I.e. every additional header added to a Solr request gets a Solr- prefix.
On the server, we look for those headers and add them to the SLF4J MDC[3].

Here's a patch [4] that does this that we're testing out. Is this a good
idea? Would anyone else find this useful? If so, I'll open a ticket.

--Gregg

[1] http://logging.apache.org/log4j/1.2/apidocs/org/apache/log4j/MDC.html
[2] http://twitter.github.io/zipkin/
[3] http://www.slf4j.org/api/org/slf4j/MDC.html
[4] https://gist.github.com/greggdonovan/9982327


Re: Distributed tracing for Solr via adding HTTP headers?

2014-04-04 Thread Alexandre Rafalovitch
I like the idea. No comments about implementation, leave it to others.

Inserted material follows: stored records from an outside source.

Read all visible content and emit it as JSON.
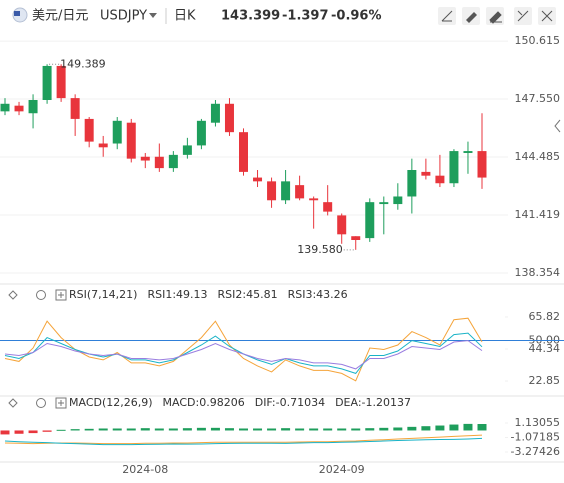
{
  "header": {
    "pair": "美元/日元",
    "symbol": "USDJPY",
    "period": "日K",
    "price": "143.399",
    "change": "-1.397",
    "change_pct": "-0.96%"
  },
  "chart_data": [
    {
      "type": "candlestick",
      "categories": [
        null,
        null,
        null,
        null,
        null,
        null,
        null,
        null,
        null,
        null,
        "2024-08",
        null,
        null,
        null,
        null,
        null,
        null,
        null,
        null,
        null,
        null,
        null,
        null,
        null,
        "2024-09",
        null,
        null,
        null,
        null,
        null,
        null,
        null,
        null,
        null,
        null
      ],
      "open": [
        146.9,
        147.2,
        146.8,
        147.5,
        149.3,
        147.6,
        146.5,
        145.2,
        145.2,
        146.3,
        144.5,
        144.5,
        143.9,
        144.6,
        145.1,
        146.3,
        147.3,
        145.8,
        143.4,
        143.2,
        142.2,
        143.0,
        142.3,
        142.1,
        141.4,
        140.3,
        140.2,
        142.0,
        142.0,
        142.4,
        143.7,
        143.5,
        143.1,
        144.7,
        144.8
      ],
      "high": [
        147.6,
        147.4,
        147.8,
        149.389,
        149.389,
        147.8,
        146.6,
        145.6,
        146.6,
        146.5,
        144.7,
        145.2,
        144.8,
        145.5,
        146.5,
        147.5,
        147.6,
        146.0,
        143.8,
        143.4,
        143.8,
        143.5,
        142.4,
        143.0,
        141.5,
        140.3,
        142.3,
        142.4,
        143.1,
        144.4,
        144.4,
        144.6,
        144.9,
        145.3,
        146.8
      ],
      "low": [
        146.7,
        146.7,
        146.0,
        147.3,
        147.4,
        145.6,
        145.0,
        144.5,
        144.9,
        144.2,
        143.9,
        143.7,
        143.7,
        144.4,
        144.9,
        146.1,
        145.6,
        143.5,
        142.9,
        141.8,
        142.0,
        142.2,
        140.7,
        141.4,
        139.9,
        139.58,
        140.0,
        140.4,
        141.7,
        141.5,
        143.3,
        142.9,
        142.9,
        143.6,
        142.8
      ],
      "close": [
        147.3,
        146.9,
        147.5,
        149.3,
        147.6,
        146.5,
        145.3,
        145.0,
        146.4,
        144.4,
        144.3,
        143.9,
        144.6,
        145.1,
        146.4,
        147.3,
        145.8,
        143.7,
        143.2,
        142.2,
        143.2,
        142.3,
        142.2,
        141.6,
        140.4,
        140.1,
        142.1,
        142.1,
        142.4,
        143.8,
        143.5,
        143.1,
        144.8,
        144.8,
        143.4
      ],
      "up_color": "#1e9e5c",
      "down_color": "#e8353c",
      "ylim": [
        137.88,
        151.2
      ],
      "yticks": [
        {
          "value": 150.615,
          "label": "150.615"
        },
        {
          "value": 147.55,
          "label": "147.550"
        },
        144.485,
        141.419,
        138.354
      ],
      "grid": true,
      "annotations": {
        "high": "149.389",
        "low": "139.580"
      }
    },
    {
      "type": "line",
      "title": "RSI(7,14,21)",
      "series": [
        {
          "name": "RSI1:49.13",
          "color": "#f5a43a",
          "values": [
            38,
            36,
            45,
            63,
            52,
            44,
            39,
            37,
            42,
            35,
            35,
            33,
            36,
            44,
            52,
            63,
            47,
            38,
            33,
            29,
            37,
            33,
            30,
            30,
            28,
            23,
            45,
            44,
            47,
            56,
            52,
            47,
            64,
            65,
            49.13
          ]
        },
        {
          "name": "RSI2:45.81",
          "color": "#19b3c7",
          "values": [
            40,
            38,
            42,
            52,
            48,
            44,
            41,
            39,
            41,
            37,
            37,
            35,
            37,
            42,
            47,
            53,
            46,
            41,
            37,
            34,
            38,
            35,
            33,
            33,
            31,
            28,
            40,
            40,
            43,
            50,
            48,
            46,
            54,
            55,
            45.81
          ]
        },
        {
          "name": "RSI3:43.26",
          "color": "#9a7de0",
          "values": [
            41,
            40,
            42,
            48,
            46,
            43,
            41,
            40,
            41,
            38,
            38,
            37,
            38,
            41,
            44,
            48,
            44,
            41,
            38,
            36,
            38,
            37,
            35,
            35,
            34,
            31,
            38,
            38,
            41,
            46,
            45,
            44,
            49,
            50,
            43.26
          ]
        }
      ],
      "ylim": [
        15.5,
        77.2
      ],
      "yticks": [
        65.82,
        {
          "value": 50,
          "label": "50.00"
        },
        44.34,
        22.85
      ],
      "hline": 50,
      "hline_color": "#2f7fd8"
    },
    {
      "type": "macd",
      "title": "MACD(12,26,9)",
      "histogram": {
        "name": "MACD:0.98206",
        "color": "#9a6fd6",
        "up_color": "#1e9e5c",
        "down_color": "#e8353c",
        "values": [
          -0.6,
          -0.5,
          -0.4,
          -0.2,
          0.1,
          0.2,
          0.25,
          0.3,
          0.3,
          0.3,
          0.35,
          0.3,
          0.3,
          0.35,
          0.4,
          0.4,
          0.35,
          0.3,
          0.3,
          0.3,
          0.35,
          0.3,
          0.3,
          0.3,
          0.3,
          0.3,
          0.35,
          0.4,
          0.45,
          0.55,
          0.65,
          0.75,
          0.9,
          1.0,
          0.98206
        ]
      },
      "series": [
        {
          "name": "DIF:-0.71034",
          "color": "#f5a43a",
          "values": [
            -1.9,
            -1.95,
            -2.0,
            -1.95,
            -1.9,
            -1.9,
            -1.95,
            -2.0,
            -2.0,
            -2.0,
            -1.95,
            -1.95,
            -1.9,
            -1.9,
            -1.85,
            -1.8,
            -1.8,
            -1.8,
            -1.8,
            -1.8,
            -1.8,
            -1.75,
            -1.7,
            -1.7,
            -1.65,
            -1.6,
            -1.5,
            -1.4,
            -1.3,
            -1.2,
            -1.1,
            -1.0,
            -0.9,
            -0.8,
            -0.71034
          ]
        },
        {
          "name": "DEA:-1.20137",
          "color": "#19b3c7",
          "values": [
            -1.6,
            -1.7,
            -1.8,
            -1.85,
            -1.95,
            -2.0,
            -2.07,
            -2.15,
            -2.15,
            -2.15,
            -2.12,
            -2.1,
            -2.05,
            -2.07,
            -2.05,
            -2.0,
            -1.97,
            -1.95,
            -1.95,
            -1.95,
            -1.97,
            -1.9,
            -1.85,
            -1.85,
            -1.8,
            -1.75,
            -1.67,
            -1.6,
            -1.52,
            -1.47,
            -1.42,
            -1.37,
            -1.35,
            -1.3,
            -1.20137
          ]
        }
      ],
      "ylim": [
        -4.79,
        3.87
      ],
      "yticks": [
        1.13055,
        -1.07185,
        -3.27426
      ]
    }
  ]
}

But if it is done, maybe somebody very familiar with logging can also
review Solr's current logging config. I suspect it is not optimized
for troubleshooting at this point.

Regards,
   Alex.
Personal website: http://www.outerthoughts.com/
Current project: http://www.solr-start.com/ - Accelerating your Solr proficiency


On Sat, Apr 5, 2014 at 3:16 AM, Gregg Donovan gregg...@gmail.com wrote:
 We have some metadata -- e.g. a request UUID -- that we log to every log
 line using Log4J's MDC [1]. The UUID logging allows us to connect any log
 lines we have for a given request across servers. Sort of like Zipkin [2].

 Currently we're using EmbeddedSolrServer without sharding, so adding the
 UUID is fairly simple, since everything is in one process and one thread.
 But, we're testing a sharded HTTP implementation and running into some
 difficulties getting this data passed around in a way that lets us trace
 all log lines generated by a request to its UUID.